Now she’s got a life. And she surprises me with her own ideas in every new scene I throw her in. Now, I believe in her and she even believes in her own existence.
Your characters need to have their own place of being: thoughts, voice, physical entity, heart… They need to be able to come alive and live in the world you have designed just for them, instead of being dragged back and forth like a puppet.
Take Barbie. She looks pretty on the outside, practically perfect. She has the best smile, the softest hair, and the killer curves. She will always have Ken to rely on. She can achieve any degree and perform in any work place, from a pizza joint to brain surgery. She can have children, but her flat abs won’t disappear. Her house has all the finest necessities: an elevator, barn yard, convertible, balcony. She’s the envy of everyone.
And there’s a million more just like her at the store.
Is she anything but happy all the time? What does she think about anyway? What’s her favorite thing to do; everything?
She’s plastic. Fake. Regular. Undercooked. Anyone can pick up a Barbie doll and treat her to her stereotypically perfectionist life.
And they’ll get bored in five minutes and go play with Legos.
If you make your character plastic and stereotypical, nobody will read your story because they get bored.
In order to create compelling characters that are exploding with life, design them fully. Let them simmer in the stew a bit longer so all the flavor and spices sink in. Don’t serve it up in a hurry. Add all the proper ingredients, and take your time. Think about the following in your process:
  • Physical Attributes: age, weight, height, hair color, eye color, way they walk, clothes, voice
  • Psychological Qualities: optimistic or pessimistic, what traumatic experiences have happened to them and how have they been affected by that, submissive or aggressive, way they handle situations good or bad – use particular examples in your exploration, language they use – is it mostly slang or are they obsessed with proper grammar or do they invent their own language, aspirations
  • Home Setting: Do they have a family? What’s the family like? Siblings? Significant others? Pets? Work/School?
  • Favorites: hobby, club, sport, TV show, friend, thing to do in spare time, animal
The list is endless. Brainstorm all about one of your characters and what makes them different from anyone else. Make a mind map of everything. It doesn’t have to make sense, and you don’t have to use them all. You’re simply getting ideas.
Also, take note of the people around you. You can steal characteristics that you notice daily and incorporate them into own fictional people. Steal the way Uncle Harry always wears mis-match socks. Take Mother Dearest’s excellent potato cooking skill, her only skill in the field of cooking. Incorporate that guy-at-the-grocery-store-check-out’s stutter. 
It’s these small details can be exaggerated, expanded and evolved into something larger, a great character. Make sure not to get wrapped up in the small details though, they are merely a jumping off point.

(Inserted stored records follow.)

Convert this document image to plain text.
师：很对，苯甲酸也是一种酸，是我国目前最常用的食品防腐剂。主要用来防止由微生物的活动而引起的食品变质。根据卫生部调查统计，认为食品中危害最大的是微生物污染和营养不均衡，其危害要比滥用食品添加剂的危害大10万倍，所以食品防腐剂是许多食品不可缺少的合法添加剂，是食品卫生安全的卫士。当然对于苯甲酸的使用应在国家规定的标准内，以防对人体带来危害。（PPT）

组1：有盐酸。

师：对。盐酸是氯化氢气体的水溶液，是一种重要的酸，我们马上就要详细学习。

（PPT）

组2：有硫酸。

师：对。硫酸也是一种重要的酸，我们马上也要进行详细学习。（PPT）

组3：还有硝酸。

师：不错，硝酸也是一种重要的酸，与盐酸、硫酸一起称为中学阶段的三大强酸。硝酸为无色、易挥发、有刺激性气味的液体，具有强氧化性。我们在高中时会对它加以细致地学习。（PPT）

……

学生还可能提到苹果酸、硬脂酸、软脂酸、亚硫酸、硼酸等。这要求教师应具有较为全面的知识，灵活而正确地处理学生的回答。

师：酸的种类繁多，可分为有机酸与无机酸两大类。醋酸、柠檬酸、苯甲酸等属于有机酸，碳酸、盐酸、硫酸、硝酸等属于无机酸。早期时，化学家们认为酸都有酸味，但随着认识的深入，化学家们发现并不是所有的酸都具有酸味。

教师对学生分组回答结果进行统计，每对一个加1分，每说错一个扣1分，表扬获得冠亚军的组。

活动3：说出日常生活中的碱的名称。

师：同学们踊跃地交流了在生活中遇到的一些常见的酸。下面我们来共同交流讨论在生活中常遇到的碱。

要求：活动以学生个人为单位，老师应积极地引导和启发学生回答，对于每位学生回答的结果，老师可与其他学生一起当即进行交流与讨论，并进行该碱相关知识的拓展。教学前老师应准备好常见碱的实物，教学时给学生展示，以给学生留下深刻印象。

After you have webbed out everything that YOU think, silence your conscious brain and let your character speak for themselves. Ask them quiet questions about themselves. You may be surprised at what they say.

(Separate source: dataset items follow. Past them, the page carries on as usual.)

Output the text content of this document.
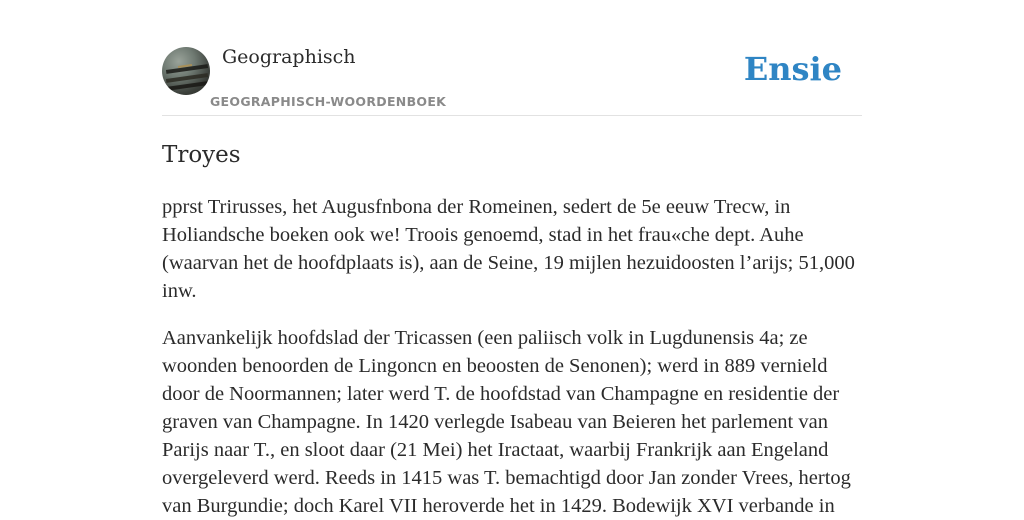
Geographisch
GEOGRAPHISCH-WOORDENBOEK
Ensie
Troyes

pprst Trirusses, het Augusfnbona der Romeinen, sedert de 5e eeuw Trecw, in Holiandsche boeken ook we! Troois genoemd, stad in het frau«che dept. Auhe (waarvan het de hoofdplaats is), aan de Seine, 19 mijlen hezuidoosten l’arijs; 51,000 inw.

Aanvankelijk hoofdslad der Tricassen (een paliisch volk in Lugdunensis 4a; ze woonden benoorden de Lingoncn en beoosten de Senonen); werd in 889 vernield door de Noormannen; later werd T. de hoofdstad van Champagne en residentie der graven van Champagne. In 1420 verlegde Isabeau van Beieren het parlement van Parijs naar T., en sloot daar (21 Mei) het Iractaat, waarbij Frankrijk aan Engeland overgeleverd werd. Reeds in 1415 was T. bemachtigd door Jan zonder Vrees, hertog van Burgundie; doch Karel VII heroverde het in 1429. Bodewijk XVI verbande in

You want to know their thoughts on all these subjects. If Joe’s favorite animal is a penguin, figure out why that is. Why does Lucy despise her sister? Is it good grades that she envies or is it just because the sister always steals the clothes?
Find those thoughts by listening to your character.
Tapping into your subconscious to talk to your characters may be tricky at first, but with patience it will come. Once you can get it to speak to you, you’ll be amazed and honored to meet your characters up close and personal for the very first time.
This step is crucial because you’re forcing your character to come to life and give you their own opinion. You have to think of their behavioral characteristics and allow them to do what they want to do.
Write a paragraph or so, that doesn’t have to go into the actual story, but will allow you to see your character fully. How would they react waking up in a hospital bed with a broken leg? What if it was their brother who had a broken leg? How do they feel about being late for work/school? What would they say, or not say, when someone bumps into them spilling their cup of coffee down their shirt?
The beauty and life of a character comes from their behavior and their thoughts.
Go get inside your character’s head.